1. Dilema Perempuan Adat
*Penulis kolektif | Editor: Eling Wening Pangestu & Muhammad Haikal | 140 hlm | Rp85.000*
- Ditulis oleh lebih dari 20 penulis, mencerminkan keragaman perspektif.
- Fokus pada perempuan adat di Indonesia yang berperan menjaga budaya dan kearifan lokal.
- Tantangan utama: marginalisasi dalam hak dasar, partisipasi politik, dan pengambilan keputusan komunal.
- Buku ini menyoroti benturan antara tradisi lokal dan modernisasi, serta dampaknya terhadap kehidupan perempuan adat.
- Membahas isu sosial, ekonomi, dan ketidaksetaraan gender yang sering diabaikan.
- Tujuan: meningkatkan kesadaran publik, mendorong dukungan, dan memperkuat suara perempuan adat agar keberlanjutan budaya terjamin.
2. Ketika Perempuan Milenial Melawan Pernikahan
*Penulis: Nabila B. Nayyirah | 115 hlm | Rp58.000*
- Membahas fenomena perempuan milenial Indonesia yang menolak menjadikan pernikahan sebagai kewajiban sosial atau agama.
- Pernikahan dipandang sebagai pilihan, bukan keharusan.

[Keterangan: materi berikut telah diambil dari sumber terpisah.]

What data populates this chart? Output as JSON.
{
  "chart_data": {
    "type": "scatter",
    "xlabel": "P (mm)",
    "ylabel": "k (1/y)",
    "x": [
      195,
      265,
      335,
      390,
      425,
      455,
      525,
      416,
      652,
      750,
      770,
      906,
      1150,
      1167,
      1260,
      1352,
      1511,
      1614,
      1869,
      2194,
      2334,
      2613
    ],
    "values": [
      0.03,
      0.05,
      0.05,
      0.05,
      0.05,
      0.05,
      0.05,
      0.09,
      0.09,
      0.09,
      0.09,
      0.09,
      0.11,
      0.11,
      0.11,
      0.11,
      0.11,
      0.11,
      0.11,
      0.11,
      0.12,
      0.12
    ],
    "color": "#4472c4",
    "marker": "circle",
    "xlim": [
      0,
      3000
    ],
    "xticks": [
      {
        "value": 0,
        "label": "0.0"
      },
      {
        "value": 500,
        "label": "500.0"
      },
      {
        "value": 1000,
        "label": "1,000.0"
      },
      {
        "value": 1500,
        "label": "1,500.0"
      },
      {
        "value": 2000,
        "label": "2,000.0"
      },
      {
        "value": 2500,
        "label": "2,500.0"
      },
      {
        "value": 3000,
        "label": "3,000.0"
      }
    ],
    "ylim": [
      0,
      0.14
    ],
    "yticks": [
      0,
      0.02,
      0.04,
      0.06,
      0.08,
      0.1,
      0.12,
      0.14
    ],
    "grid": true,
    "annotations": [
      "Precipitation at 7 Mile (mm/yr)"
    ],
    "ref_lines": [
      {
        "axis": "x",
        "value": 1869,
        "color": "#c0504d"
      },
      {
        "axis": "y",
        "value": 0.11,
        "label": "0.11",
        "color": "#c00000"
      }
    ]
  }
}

- Perempuan milenial lebih menekankan kemandirian finansial dan emosional, serta pengembangan karier.
- Buku ini menyoroti bagaimana norma tradisional dianggap usang, dan bagaimana perempuan mendefinisikan kebahagiaan serta kesuksesan secara mandiri.
- Menegaskan kedaulatan individu atas tubuh dan kehidupan pribadi sebagai bentuk perlawanan terhadap tekanan sosial.

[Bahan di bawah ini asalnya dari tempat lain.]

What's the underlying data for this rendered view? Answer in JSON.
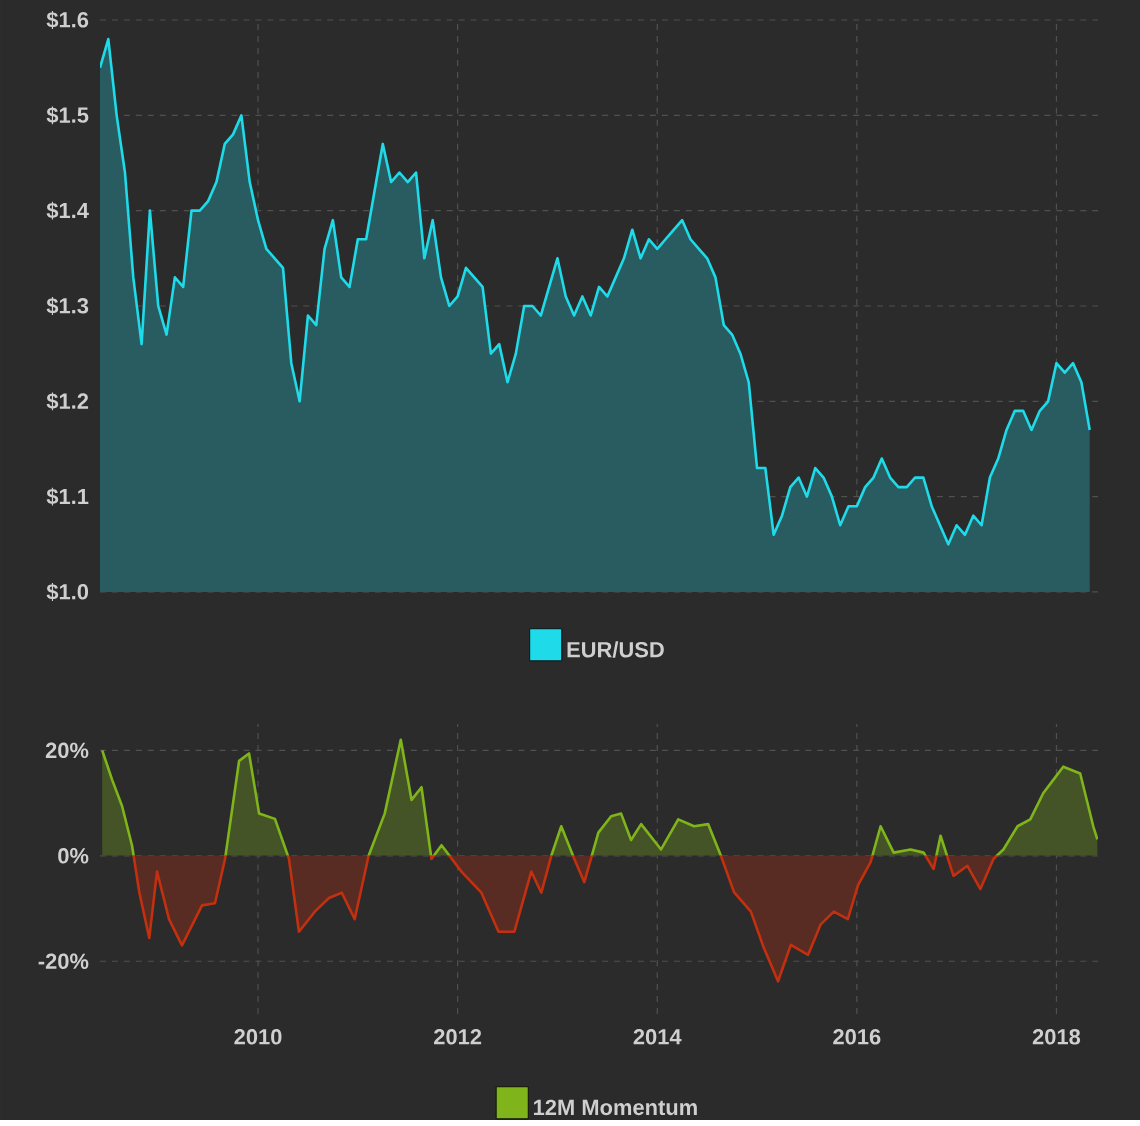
{
  "chart_data": [
    {
      "type": "area",
      "xlim": [
        "2008-06",
        "2018-06"
      ],
      "ylim": [
        1.0,
        1.6
      ],
      "xticks": [
        "2010",
        "2012",
        "2014",
        "2016",
        "2018"
      ],
      "yticks": [
        {
          "value": 1.0,
          "label": "$1.0"
        },
        {
          "value": 1.1,
          "label": "$1.1"
        },
        {
          "value": 1.2,
          "label": "$1.2"
        },
        {
          "value": 1.3,
          "label": "$1.3"
        },
        {
          "value": 1.4,
          "label": "$1.4"
        },
        {
          "value": 1.5,
          "label": "$1.5"
        },
        {
          "value": 1.6,
          "label": "$1.6"
        }
      ],
      "tick_labels": "y",
      "grid": true,
      "legend": "bottom",
      "x": [
        "2008-06",
        "2008-07",
        "2008-08",
        "2008-09",
        "2008-10",
        "2008-11",
        "2008-12",
        "2009-01",
        "2009-02",
        "2009-03",
        "2009-04",
        "2009-05",
        "2009-06",
        "2009-07",
        "2009-08",
        "2009-09",
        "2009-10",
        "2009-11",
        "2009-12",
        "2010-01",
        "2010-02",
        "2010-03",
        "2010-04",
        "2010-05",
        "2010-06",
        "2010-07",
        "2010-08",
        "2010-09",
        "2010-10",
        "2010-11",
        "2010-12",
        "2011-01",
        "2011-02",
        "2011-03",
        "2011-04",
        "2011-05",
        "2011-06",
        "2011-07",
        "2011-08",
        "2011-09",
        "2011-10",
        "2011-11",
        "2011-12",
        "2012-01",
        "2012-02",
        "2012-03",
        "2012-04",
        "2012-05",
        "2012-06",
        "2012-07",
        "2012-08",
        "2012-09",
        "2012-10",
        "2012-11",
        "2012-12",
        "2013-01",
        "2013-02",
        "2013-03",
        "2013-04",
        "2013-05",
        "2013-06",
        "2013-07",
        "2013-08",
        "2013-09",
        "2013-10",
        "2013-11",
        "2013-12",
        "2014-01",
        "2014-02",
        "2014-03",
        "2014-04",
        "2014-05",
        "2014-06",
        "2014-07",
        "2014-08",
        "2014-09",
        "2014-10",
        "2014-11",
        "2014-12",
        "2015-01",
        "2015-02",
        "2015-03",
        "2015-04",
        "2015-05",
        "2015-06",
        "2015-07",
        "2015-08",
        "2015-09",
        "2015-10",
        "2015-11",
        "2015-12",
        "2016-01",
        "2016-02",
        "2016-03",
        "2016-04",
        "2016-05",
        "2016-06",
        "2016-07",
        "2016-08",
        "2016-09",
        "2016-10",
        "2016-11",
        "2016-12",
        "2017-01",
        "2017-02",
        "2017-03",
        "2017-04",
        "2017-05",
        "2017-06",
        "2017-07",
        "2017-08",
        "2017-09",
        "2017-10",
        "2017-11",
        "2017-12",
        "2018-01",
        "2018-02",
        "2018-03",
        "2018-04",
        "2018-05"
      ],
      "series": [
        {
          "name": "EUR/USD",
          "color": "#1fdbe9",
          "values": [
            1.55,
            1.58,
            1.5,
            1.44,
            1.33,
            1.26,
            1.4,
            1.3,
            1.27,
            1.33,
            1.32,
            1.4,
            1.4,
            1.41,
            1.43,
            1.47,
            1.48,
            1.5,
            1.43,
            1.39,
            1.36,
            1.35,
            1.34,
            1.24,
            1.2,
            1.29,
            1.28,
            1.36,
            1.39,
            1.33,
            1.32,
            1.37,
            1.37,
            1.42,
            1.47,
            1.43,
            1.44,
            1.43,
            1.44,
            1.35,
            1.39,
            1.33,
            1.3,
            1.31,
            1.34,
            1.33,
            1.32,
            1.25,
            1.26,
            1.22,
            1.25,
            1.3,
            1.3,
            1.29,
            1.32,
            1.35,
            1.31,
            1.29,
            1.31,
            1.29,
            1.32,
            1.31,
            1.33,
            1.35,
            1.38,
            1.35,
            1.37,
            1.36,
            1.37,
            1.38,
            1.39,
            1.37,
            1.36,
            1.35,
            1.33,
            1.28,
            1.27,
            1.25,
            1.22,
            1.13,
            1.13,
            1.06,
            1.08,
            1.11,
            1.12,
            1.1,
            1.13,
            1.12,
            1.1,
            1.07,
            1.09,
            1.09,
            1.11,
            1.12,
            1.14,
            1.12,
            1.11,
            1.11,
            1.12,
            1.12,
            1.09,
            1.07,
            1.05,
            1.07,
            1.06,
            1.08,
            1.07,
            1.12,
            1.14,
            1.17,
            1.19,
            1.19,
            1.17,
            1.19,
            1.2,
            1.24,
            1.23,
            1.24,
            1.22,
            1.17
          ]
        }
      ]
    },
    {
      "type": "area",
      "xlim": [
        "2008-06",
        "2018-06"
      ],
      "ylim": [
        -30,
        25
      ],
      "xticks": [
        "2010",
        "2012",
        "2014",
        "2016",
        "2018"
      ],
      "yticks": [
        {
          "value": -20,
          "label": "-20%"
        },
        {
          "value": 0,
          "label": "0%"
        },
        {
          "value": 20,
          "label": "20%"
        }
      ],
      "grid": true,
      "legend": "bottom",
      "x": [
        "2008-06-09",
        "2008-07-15",
        "2008-08-21",
        "2008-09-27",
        "2008-10-23",
        "2008-11-29",
        "2008-12-27",
        "2009-02-10",
        "2009-03-27",
        "2009-06-09",
        "2009-07-26",
        "2009-09-02",
        "2009-10-23",
        "2009-11-29",
        "2010-01-05",
        "2010-03-02",
        "2010-04-23",
        "2010-05-29",
        "2010-07-26",
        "2010-09-17",
        "2010-11-03",
        "2010-12-20",
        "2011-02-10",
        "2011-04-08",
        "2011-06-06",
        "2011-07-15",
        "2011-08-21",
        "2011-09-27",
        "2011-11-03",
        "2012-01-15",
        "2012-03-27",
        "2012-05-29",
        "2012-07-26",
        "2012-09-27",
        "2012-11-03",
        "2012-12-09",
        "2013-01-15",
        "2013-03-02",
        "2013-04-08",
        "2013-05-29",
        "2013-07-15",
        "2013-08-21",
        "2013-09-27",
        "2013-11-03",
        "2014-01-15",
        "2014-03-17",
        "2014-05-14",
        "2014-07-05",
        "2014-08-21",
        "2014-10-08",
        "2014-12-09",
        "2015-01-26",
        "2015-03-17",
        "2015-05-03",
        "2015-07-05",
        "2015-08-21",
        "2015-10-08",
        "2015-11-29",
        "2016-01-05",
        "2016-02-21",
        "2016-03-27",
        "2016-05-14",
        "2016-07-15",
        "2016-09-02",
        "2016-10-08",
        "2016-11-03",
        "2016-12-20",
        "2017-02-10",
        "2017-03-27",
        "2017-05-14",
        "2017-06-20",
        "2017-08-11",
        "2017-09-27",
        "2017-11-14",
        "2017-12-20",
        "2018-01-26",
        "2018-03-27",
        "2018-05-14",
        "2018-05-29"
      ],
      "series": [
        {
          "name": "12M Momentum",
          "colors": [
            "#7fb51a",
            "#7fb51a",
            "#7fb51a",
            "#7fb51a",
            "#c2300f",
            "#c2300f",
            "#c2300f",
            "#c2300f",
            "#c2300f",
            "#c2300f",
            "#c2300f",
            "#c2300f",
            "#7fb51a",
            "#7fb51a",
            "#7fb51a",
            "#7fb51a",
            "#c2300f",
            "#c2300f",
            "#c2300f",
            "#c2300f",
            "#c2300f",
            "#c2300f",
            "#7fb51a",
            "#7fb51a",
            "#7fb51a",
            "#7fb51a",
            "#7fb51a",
            "#c2300f",
            "#7fb51a",
            "#c2300f",
            "#c2300f",
            "#c2300f",
            "#c2300f",
            "#c2300f",
            "#c2300f",
            "#7fb51a",
            "#7fb51a",
            "#c2300f",
            "#c2300f",
            "#7fb51a",
            "#7fb51a",
            "#7fb51a",
            "#7fb51a",
            "#7fb51a",
            "#7fb51a",
            "#7fb51a",
            "#7fb51a",
            "#7fb51a",
            "#7fb51a",
            "#c2300f",
            "#c2300f",
            "#c2300f",
            "#c2300f",
            "#c2300f",
            "#c2300f",
            "#c2300f",
            "#c2300f",
            "#c2300f",
            "#c2300f",
            "#c2300f",
            "#7fb51a",
            "#7fb51a",
            "#7fb51a",
            "#7fb51a",
            "#c2300f",
            "#7fb51a",
            "#c2300f",
            "#c2300f",
            "#c2300f",
            "#c2300f",
            "#7fb51a",
            "#7fb51a",
            "#7fb51a",
            "#7fb51a",
            "#7fb51a",
            "#7fb51a",
            "#7fb51a",
            "#7fb51a",
            "#7fb51a"
          ],
          "values": [
            20,
            14.4,
            9.4,
            1.9,
            -6.9,
            -15.6,
            -3,
            -12,
            -17,
            -9.4,
            -9,
            -0.6,
            18,
            19.4,
            8,
            7,
            -0.6,
            -14.4,
            -10.6,
            -8,
            -7,
            -12,
            0,
            8,
            22,
            10.6,
            13,
            -0.6,
            2,
            -3,
            -7,
            -14.4,
            -14.4,
            -3,
            -7,
            0,
            5.6,
            -0.6,
            -5,
            4.4,
            7.5,
            8,
            3,
            6,
            1.2,
            6.9,
            5.6,
            6,
            0,
            -6.9,
            -10.6,
            -17.5,
            -23.8,
            -16.9,
            -18.8,
            -13,
            -10.6,
            -12,
            -5.6,
            -1.2,
            5.6,
            0.6,
            1.2,
            0.6,
            -2.5,
            3.8,
            -3.8,
            -1.9,
            -6.3,
            -0.6,
            1.2,
            5.6,
            6.9,
            11.9,
            14.4,
            16.9,
            15.6,
            5.6,
            3.1
          ]
        }
      ]
    }
  ]
}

3. Melawan Bahasa Patriarki
*Penulis: Ni Putu Sri Pratiwi | 100 hlm | Rp50.000*
- Menyoroti bias gender dalam bahasa sebagai medium komunikasi.
- Mengacu pada pemikiran Luce Irigaray, tokoh feminisme posmodern yang menekankan kritik terhadap bahasa dan teks.
- Bahasa dianggap tidak netral, melainkan sarat dengan struktur patriarki.
- Buku ini mengajak pembaca untuk menyadari ketidakadilan dalam bahasa dan mencari cara untuk membongkar bias tersebut.
- Fokus pada ranah teks dan komunikasi, berbeda dari feminisme klasik yang lebih menekankan politik atau ekonomi.